In the last 10 days, has someone you live with been sick with symptoms associated with COVID-19 and/or tested positive for COVID-19 (on a rapid antigen test or PCR test)?

In the last 10 days, have you tested positive on a rapid antigen test or home-based self-testing kit?

In the last 10 days, have you received a COVID Alert exposure notification on your cell phone?

In the last 10 days, have you been identified as a “close contact” of someone who currently has COVID-19 (confirmed by PCR or rapid antigen test)?
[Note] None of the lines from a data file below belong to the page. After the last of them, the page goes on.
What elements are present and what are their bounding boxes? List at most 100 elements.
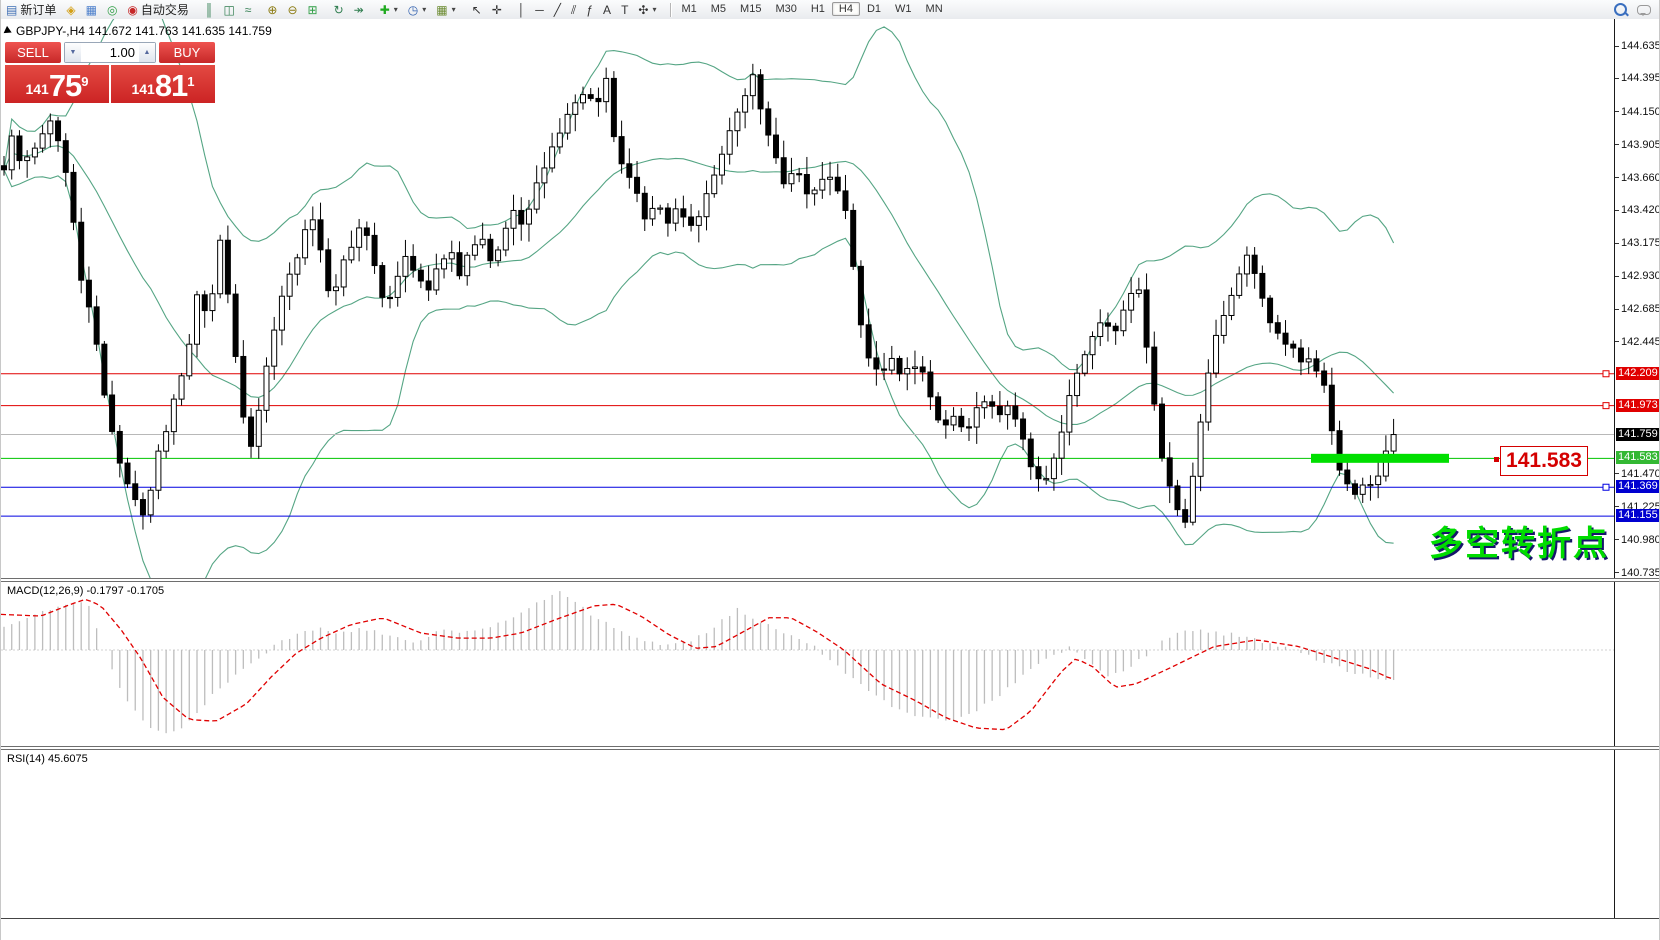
bar-chart-button[interactable]: ║: [200, 1, 219, 19]
line-chart-icon: ≈: [245, 1, 252, 19]
auto-scroll-button[interactable]: ↻: [329, 1, 349, 19]
buy-button[interactable]: BUY: [159, 42, 215, 63]
level-line-handle[interactable]: [1603, 484, 1609, 490]
mt4-window: ▤新订单◈▦◎◉自动交易║◫≈⊕⊖⊞↻↠✚▾◷▾▦▾↖✛│─╱⫽ƒAT✣▾ M1…: [0, 0, 1660, 940]
one-click-trading-panel: SELL ▼ ▲ BUY 141759 141811: [5, 42, 215, 103]
arrows-button-dropdown-icon[interactable]: ▾: [652, 5, 656, 14]
candle: [1021, 412, 1026, 450]
candle: [627, 148, 632, 188]
volume-decrease-button[interactable]: ▼: [65, 43, 81, 62]
timeframe-h4-button[interactable]: H4: [832, 2, 860, 16]
label-button[interactable]: T: [616, 1, 633, 19]
zoom-out-button[interactable]: ⊖: [282, 1, 302, 19]
timeframe-m30-button[interactable]: M30: [768, 2, 803, 16]
candle: [1376, 460, 1381, 498]
crosshair-button[interactable]: ✛: [487, 1, 507, 19]
candle: [750, 64, 755, 110]
candle: [79, 208, 84, 293]
autotrade-button[interactable]: ◉自动交易: [122, 1, 194, 19]
volume-increase-button[interactable]: ▲: [139, 43, 155, 62]
macd-pane[interactable]: MACD(12,26,9) -0.1797 -0.1705: [1, 582, 1614, 746]
zoom-in-button[interactable]: ⊕: [262, 1, 282, 19]
candle: [727, 118, 732, 165]
chat-icon[interactable]: [1637, 5, 1651, 15]
candle: [812, 187, 817, 205]
candle: [1152, 332, 1157, 411]
market-watch-icon[interactable]: ◈: [61, 1, 80, 19]
candle: [225, 226, 230, 304]
trendline-button[interactable]: ╱: [549, 1, 566, 19]
broadcast-icon[interactable]: ◎: [102, 1, 122, 19]
level-label-marker[interactable]: [1494, 457, 1499, 462]
level-line-handle[interactable]: [1603, 403, 1609, 409]
line-chart-button[interactable]: ≈: [240, 1, 257, 19]
time-axis[interactable]: [1, 918, 1660, 940]
text-icon: A: [603, 1, 611, 19]
chart-shift-icon: ↠: [354, 1, 364, 19]
candle: [658, 205, 663, 215]
candle: [1160, 397, 1165, 461]
candle: [1190, 463, 1195, 526]
rsi-pane[interactable]: RSI(14) 45.6075: [1, 750, 1614, 918]
candle: [774, 118, 779, 164]
candle: [1059, 415, 1064, 475]
new-order-button[interactable]: ▤新订单: [1, 1, 61, 19]
macd-axis[interactable]: [1614, 582, 1660, 746]
candle: [1229, 287, 1234, 320]
candle: [928, 360, 933, 410]
periods-button[interactable]: ◷▾: [403, 1, 432, 19]
templates-button[interactable]: ▦▾: [431, 1, 460, 19]
arrows-button[interactable]: ✣▾: [633, 1, 661, 19]
search-icon[interactable]: [1614, 3, 1627, 16]
candle: [828, 162, 833, 196]
buy-price-box[interactable]: 141811: [111, 65, 215, 103]
buy-price-big: 81: [155, 71, 187, 101]
timeframe-h1-button[interactable]: H1: [804, 2, 832, 16]
text-button[interactable]: A: [598, 1, 616, 19]
volume-input[interactable]: [81, 43, 139, 62]
hline-button[interactable]: ─: [530, 1, 549, 19]
price-tick: 142.685: [1615, 303, 1660, 315]
cursor-button[interactable]: ↖: [467, 1, 487, 19]
templates-button-dropdown-icon[interactable]: ▾: [452, 5, 456, 14]
sell-price-box[interactable]: 141759: [5, 65, 109, 103]
candle: [1360, 478, 1365, 503]
level-line-handle[interactable]: [1603, 371, 1609, 377]
periods-button-dropdown-icon[interactable]: ▾: [422, 5, 426, 14]
price-badge-141.583: 141.583: [1616, 451, 1660, 464]
timeframe-m15-button[interactable]: M15: [733, 2, 768, 16]
rsi-axis[interactable]: [1614, 750, 1660, 918]
price-badge-141.155: 141.155: [1616, 509, 1660, 522]
candle: [48, 113, 53, 147]
candle: [1013, 392, 1018, 426]
indicators-button[interactable]: ✚▾: [375, 1, 403, 19]
candle: [287, 262, 292, 310]
chart-shift-button[interactable]: ↠: [349, 1, 369, 19]
sell-button[interactable]: SELL: [5, 42, 61, 63]
indicators-button-dropdown-icon[interactable]: ▾: [394, 5, 398, 14]
timeframe-m5-button[interactable]: M5: [704, 2, 733, 16]
fibo-button[interactable]: ƒ: [581, 1, 598, 19]
turning-point-annotation[interactable]: 多空转折点: [1429, 516, 1609, 565]
price-level-label[interactable]: 141.583: [1500, 446, 1588, 476]
timeframe-mn-button[interactable]: MN: [919, 2, 950, 16]
candle: [704, 181, 709, 231]
price-chart-pane[interactable]: GBPJPY-,H4 141.672 141.763 141.635 141.7…: [1, 19, 1614, 578]
price-tick: 144.395: [1615, 72, 1660, 84]
price-axis[interactable]: 144.635144.395144.150143.905143.660143.4…: [1614, 19, 1660, 578]
candle: [17, 130, 22, 169]
timeframe-w1-button[interactable]: W1: [888, 2, 919, 16]
data-window-icon[interactable]: ▦: [81, 1, 102, 19]
tile-windows-button[interactable]: ⊞: [303, 1, 323, 19]
candle: [472, 235, 477, 260]
channel-button[interactable]: ⫽: [566, 1, 581, 19]
support-highlight-segment[interactable]: [1311, 454, 1449, 463]
collapse-triangle-icon[interactable]: [4, 26, 14, 36]
price-tick: 143.905: [1615, 139, 1660, 151]
candle-chart-button[interactable]: ◫: [218, 1, 239, 19]
timeframe-d1-button[interactable]: D1: [860, 2, 888, 16]
arrows-icon: ✣: [638, 1, 648, 19]
timeframe-m1-button[interactable]: M1: [674, 2, 703, 16]
candle: [496, 246, 501, 266]
vline-button[interactable]: │: [513, 1, 531, 19]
In the last 14 days, have you travelled outside of Canada?

Contact information is required for all visitors that join KN groups or use KN services.

This phone number or email address may be used by Kawartha Nordic and/or Peterborough Public Health for contact tracing, if a positive case is linked to Kawartha Nordic.

Personal information collected by this COVID-19 Screening Tool will be used only in relation to COVID-19 measures, and will only be shared as required by law.